According to the report, Israelis are better educated than in the OECD, with a large share of higher education graduates in the overall population – but the gap is closing.
The findings also indicated that teacher salaries in the country are low relative to the OECD. The report stated that salary is one of the most important factors in attracting and retaining high quality teachers in the education system.
In Israel, the starting salaries of teachers are very low on an international scale, the report found.
In 2012, an unexperienced primary school teacher with a BA degree in Israel earned about 67 percent of the average salary of a teacher with similar characteristics in the OECD, but with seniority the percentage rose to 88%. In lower secondary schools, the statistics are 59% and 72%, respectively.
Similarly, an additional criteria for examining the country’s situation with regards to education is the portion of the total budget allocated to education. Israel lags behind in this measure as well, the report found.
According to the study, the budget expenditure per pupil in the education system relative to GDP in Israel was low in comparison to the OECD.
In 2011, the expenditure per preschool pupil relative to per capita GDP stood at 13%, versus 21% in the OECD. At the upper secondary school level, the expenditure per pupil was 19% versus 26% on average in the OECD.

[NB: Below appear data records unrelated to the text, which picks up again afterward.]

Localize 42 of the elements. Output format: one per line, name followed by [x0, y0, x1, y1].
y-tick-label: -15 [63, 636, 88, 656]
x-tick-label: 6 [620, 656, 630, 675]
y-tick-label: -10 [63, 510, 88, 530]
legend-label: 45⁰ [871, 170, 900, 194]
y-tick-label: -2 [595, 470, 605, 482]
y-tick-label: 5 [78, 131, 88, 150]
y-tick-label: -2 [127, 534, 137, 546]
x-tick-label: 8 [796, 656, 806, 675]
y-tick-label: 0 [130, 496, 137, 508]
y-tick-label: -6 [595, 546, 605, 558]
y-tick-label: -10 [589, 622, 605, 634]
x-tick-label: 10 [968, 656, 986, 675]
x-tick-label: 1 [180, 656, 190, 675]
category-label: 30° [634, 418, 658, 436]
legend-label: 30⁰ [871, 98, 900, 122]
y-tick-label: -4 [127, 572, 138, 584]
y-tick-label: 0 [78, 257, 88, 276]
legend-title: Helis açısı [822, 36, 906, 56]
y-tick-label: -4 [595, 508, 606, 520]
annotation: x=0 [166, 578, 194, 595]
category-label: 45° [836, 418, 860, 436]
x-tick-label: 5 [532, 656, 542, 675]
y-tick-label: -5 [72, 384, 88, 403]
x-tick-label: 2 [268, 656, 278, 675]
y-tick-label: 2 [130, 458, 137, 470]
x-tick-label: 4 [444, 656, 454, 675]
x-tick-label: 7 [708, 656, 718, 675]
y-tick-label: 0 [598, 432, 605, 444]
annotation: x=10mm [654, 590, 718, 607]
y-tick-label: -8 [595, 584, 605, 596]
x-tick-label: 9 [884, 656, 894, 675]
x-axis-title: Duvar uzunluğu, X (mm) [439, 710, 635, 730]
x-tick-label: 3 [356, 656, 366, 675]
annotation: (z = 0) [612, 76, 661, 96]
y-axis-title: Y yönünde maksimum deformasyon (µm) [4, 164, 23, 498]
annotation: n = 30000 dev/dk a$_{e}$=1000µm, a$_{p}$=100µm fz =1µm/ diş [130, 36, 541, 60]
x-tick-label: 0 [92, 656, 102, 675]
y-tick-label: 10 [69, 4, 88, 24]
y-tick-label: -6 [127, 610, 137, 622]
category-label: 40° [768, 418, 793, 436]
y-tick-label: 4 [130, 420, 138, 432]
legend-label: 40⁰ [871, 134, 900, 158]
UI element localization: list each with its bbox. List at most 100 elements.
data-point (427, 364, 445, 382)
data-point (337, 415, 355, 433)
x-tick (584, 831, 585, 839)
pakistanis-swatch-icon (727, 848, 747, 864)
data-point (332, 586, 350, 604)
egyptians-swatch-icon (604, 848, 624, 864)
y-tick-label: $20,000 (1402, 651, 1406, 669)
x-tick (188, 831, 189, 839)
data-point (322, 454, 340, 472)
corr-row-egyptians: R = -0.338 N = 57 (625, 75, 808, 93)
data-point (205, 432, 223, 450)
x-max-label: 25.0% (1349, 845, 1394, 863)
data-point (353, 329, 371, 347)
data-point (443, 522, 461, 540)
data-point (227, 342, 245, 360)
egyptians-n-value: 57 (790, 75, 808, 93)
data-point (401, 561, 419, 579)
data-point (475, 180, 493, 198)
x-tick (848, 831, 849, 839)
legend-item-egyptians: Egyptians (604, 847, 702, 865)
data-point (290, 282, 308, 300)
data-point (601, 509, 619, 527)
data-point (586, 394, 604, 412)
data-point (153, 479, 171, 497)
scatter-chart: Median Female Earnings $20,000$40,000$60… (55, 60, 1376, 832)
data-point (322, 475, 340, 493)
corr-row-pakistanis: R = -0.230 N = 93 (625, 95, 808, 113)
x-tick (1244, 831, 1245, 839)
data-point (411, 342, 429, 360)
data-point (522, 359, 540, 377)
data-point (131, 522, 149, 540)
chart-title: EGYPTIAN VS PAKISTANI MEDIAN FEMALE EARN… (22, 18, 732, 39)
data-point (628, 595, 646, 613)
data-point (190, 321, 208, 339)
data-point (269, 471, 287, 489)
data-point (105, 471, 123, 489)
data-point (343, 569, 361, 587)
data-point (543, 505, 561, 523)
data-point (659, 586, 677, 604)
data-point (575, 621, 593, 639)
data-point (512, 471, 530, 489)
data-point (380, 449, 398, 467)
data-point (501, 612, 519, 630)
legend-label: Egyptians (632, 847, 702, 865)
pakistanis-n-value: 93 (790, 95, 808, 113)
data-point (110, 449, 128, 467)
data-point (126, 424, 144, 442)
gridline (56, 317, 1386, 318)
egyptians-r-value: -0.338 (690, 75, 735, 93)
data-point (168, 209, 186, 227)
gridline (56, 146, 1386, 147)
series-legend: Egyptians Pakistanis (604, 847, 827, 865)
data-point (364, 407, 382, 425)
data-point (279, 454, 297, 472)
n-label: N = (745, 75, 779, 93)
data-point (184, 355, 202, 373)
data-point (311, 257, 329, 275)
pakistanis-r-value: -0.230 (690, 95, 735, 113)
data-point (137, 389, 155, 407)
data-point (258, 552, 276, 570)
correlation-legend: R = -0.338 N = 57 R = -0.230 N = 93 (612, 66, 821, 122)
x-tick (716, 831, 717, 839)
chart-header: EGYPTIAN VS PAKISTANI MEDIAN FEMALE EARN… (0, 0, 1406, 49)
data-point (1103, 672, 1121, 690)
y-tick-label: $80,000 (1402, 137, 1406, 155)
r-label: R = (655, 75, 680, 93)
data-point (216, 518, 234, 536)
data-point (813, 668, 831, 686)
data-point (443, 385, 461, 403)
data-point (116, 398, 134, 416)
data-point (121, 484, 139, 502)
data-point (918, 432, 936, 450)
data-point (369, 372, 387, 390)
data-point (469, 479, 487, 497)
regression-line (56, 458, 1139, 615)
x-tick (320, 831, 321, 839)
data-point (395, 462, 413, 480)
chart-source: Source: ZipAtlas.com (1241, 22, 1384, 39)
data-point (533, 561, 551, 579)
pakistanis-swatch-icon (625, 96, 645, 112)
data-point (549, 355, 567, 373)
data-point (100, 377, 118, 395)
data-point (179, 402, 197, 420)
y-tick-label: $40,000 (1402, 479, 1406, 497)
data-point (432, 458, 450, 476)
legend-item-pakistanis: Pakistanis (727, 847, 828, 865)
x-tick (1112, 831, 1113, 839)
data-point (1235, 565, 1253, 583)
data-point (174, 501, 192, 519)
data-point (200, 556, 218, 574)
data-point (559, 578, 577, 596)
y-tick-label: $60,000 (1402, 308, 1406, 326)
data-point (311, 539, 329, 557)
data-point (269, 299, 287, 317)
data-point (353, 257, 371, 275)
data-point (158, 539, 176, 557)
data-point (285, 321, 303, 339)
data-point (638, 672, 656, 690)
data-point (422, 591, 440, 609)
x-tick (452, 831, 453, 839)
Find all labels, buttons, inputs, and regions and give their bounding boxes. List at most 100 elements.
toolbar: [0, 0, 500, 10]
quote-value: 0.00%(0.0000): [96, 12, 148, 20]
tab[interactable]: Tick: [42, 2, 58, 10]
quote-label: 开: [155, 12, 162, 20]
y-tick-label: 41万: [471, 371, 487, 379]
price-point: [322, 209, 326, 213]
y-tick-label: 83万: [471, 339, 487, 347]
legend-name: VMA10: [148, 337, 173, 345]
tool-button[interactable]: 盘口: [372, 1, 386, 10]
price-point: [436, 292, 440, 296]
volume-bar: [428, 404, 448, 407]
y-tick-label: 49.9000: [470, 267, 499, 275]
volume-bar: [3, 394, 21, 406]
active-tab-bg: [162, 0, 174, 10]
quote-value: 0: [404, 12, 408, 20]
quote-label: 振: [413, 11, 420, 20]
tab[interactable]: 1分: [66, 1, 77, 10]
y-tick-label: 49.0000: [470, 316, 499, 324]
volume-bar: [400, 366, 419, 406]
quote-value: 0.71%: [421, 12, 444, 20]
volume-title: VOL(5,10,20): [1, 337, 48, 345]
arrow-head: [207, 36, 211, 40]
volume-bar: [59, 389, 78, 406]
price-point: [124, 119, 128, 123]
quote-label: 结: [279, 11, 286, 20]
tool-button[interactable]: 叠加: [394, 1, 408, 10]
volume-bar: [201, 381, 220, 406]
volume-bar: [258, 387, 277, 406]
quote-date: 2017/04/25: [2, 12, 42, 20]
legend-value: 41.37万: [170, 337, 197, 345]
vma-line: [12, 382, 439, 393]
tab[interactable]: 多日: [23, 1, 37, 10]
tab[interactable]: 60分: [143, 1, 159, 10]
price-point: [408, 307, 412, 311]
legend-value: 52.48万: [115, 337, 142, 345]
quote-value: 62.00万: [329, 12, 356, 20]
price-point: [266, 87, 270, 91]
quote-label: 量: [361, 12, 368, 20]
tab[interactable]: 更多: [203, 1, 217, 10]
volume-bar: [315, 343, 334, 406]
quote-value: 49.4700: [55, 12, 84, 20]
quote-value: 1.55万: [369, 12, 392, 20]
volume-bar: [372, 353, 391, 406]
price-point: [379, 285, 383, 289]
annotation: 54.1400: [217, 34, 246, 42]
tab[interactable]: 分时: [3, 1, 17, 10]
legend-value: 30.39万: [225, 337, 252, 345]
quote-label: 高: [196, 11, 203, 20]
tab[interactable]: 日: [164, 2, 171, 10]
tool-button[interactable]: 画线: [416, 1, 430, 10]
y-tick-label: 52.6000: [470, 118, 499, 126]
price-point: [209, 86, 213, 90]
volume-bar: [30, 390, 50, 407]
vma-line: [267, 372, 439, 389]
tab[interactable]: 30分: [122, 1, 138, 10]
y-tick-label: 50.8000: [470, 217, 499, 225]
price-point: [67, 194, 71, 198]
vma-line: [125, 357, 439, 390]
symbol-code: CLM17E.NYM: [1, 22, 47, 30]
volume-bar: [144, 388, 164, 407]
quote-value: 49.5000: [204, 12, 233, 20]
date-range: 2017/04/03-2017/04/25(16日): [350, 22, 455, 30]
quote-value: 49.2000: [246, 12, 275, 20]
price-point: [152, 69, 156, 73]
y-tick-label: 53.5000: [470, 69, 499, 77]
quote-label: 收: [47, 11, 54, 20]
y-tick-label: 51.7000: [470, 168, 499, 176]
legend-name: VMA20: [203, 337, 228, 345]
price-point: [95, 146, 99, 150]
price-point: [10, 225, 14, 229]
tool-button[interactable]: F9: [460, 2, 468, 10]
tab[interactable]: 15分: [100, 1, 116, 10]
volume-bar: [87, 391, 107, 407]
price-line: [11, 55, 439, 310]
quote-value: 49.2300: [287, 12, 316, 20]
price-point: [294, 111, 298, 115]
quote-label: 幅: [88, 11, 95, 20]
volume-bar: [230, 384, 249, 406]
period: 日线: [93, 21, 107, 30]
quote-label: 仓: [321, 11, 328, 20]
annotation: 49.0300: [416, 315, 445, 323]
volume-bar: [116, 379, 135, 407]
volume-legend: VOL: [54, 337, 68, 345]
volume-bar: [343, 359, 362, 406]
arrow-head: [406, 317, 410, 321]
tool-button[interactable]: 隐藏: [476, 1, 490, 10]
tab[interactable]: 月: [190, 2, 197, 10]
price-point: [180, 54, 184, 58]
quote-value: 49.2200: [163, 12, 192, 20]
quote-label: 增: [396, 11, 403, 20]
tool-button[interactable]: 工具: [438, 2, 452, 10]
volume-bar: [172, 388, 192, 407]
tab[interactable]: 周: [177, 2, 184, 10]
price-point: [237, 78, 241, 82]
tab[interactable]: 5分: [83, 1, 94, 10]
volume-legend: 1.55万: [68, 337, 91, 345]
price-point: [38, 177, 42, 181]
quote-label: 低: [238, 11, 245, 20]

Only at the primary school level does Israel have a ratio that is similar to the OECD average – 23%.
The report noted that one reasons for the difference in allocations is that the share of children in Israel’s population is much higher than in the OECD, and closing this gap would require considerable additional resources.
According to Blass, another reason not to give so much weight to the scores on international tests is that the relationship between success on these tests and either the quality of the education system or the middle or long-term economic performance of a country has yet to be proven.
Despite the low test results in Israel, the report found that the country is still a world leader in registered patents.
“Although the education system in Israel is not counted among the world’s best in terms of international test scores, and despite all of its problems, the achievements of Israeli society in the fields of economics, culture and science indicate that it can be proud of the results,” he wrote.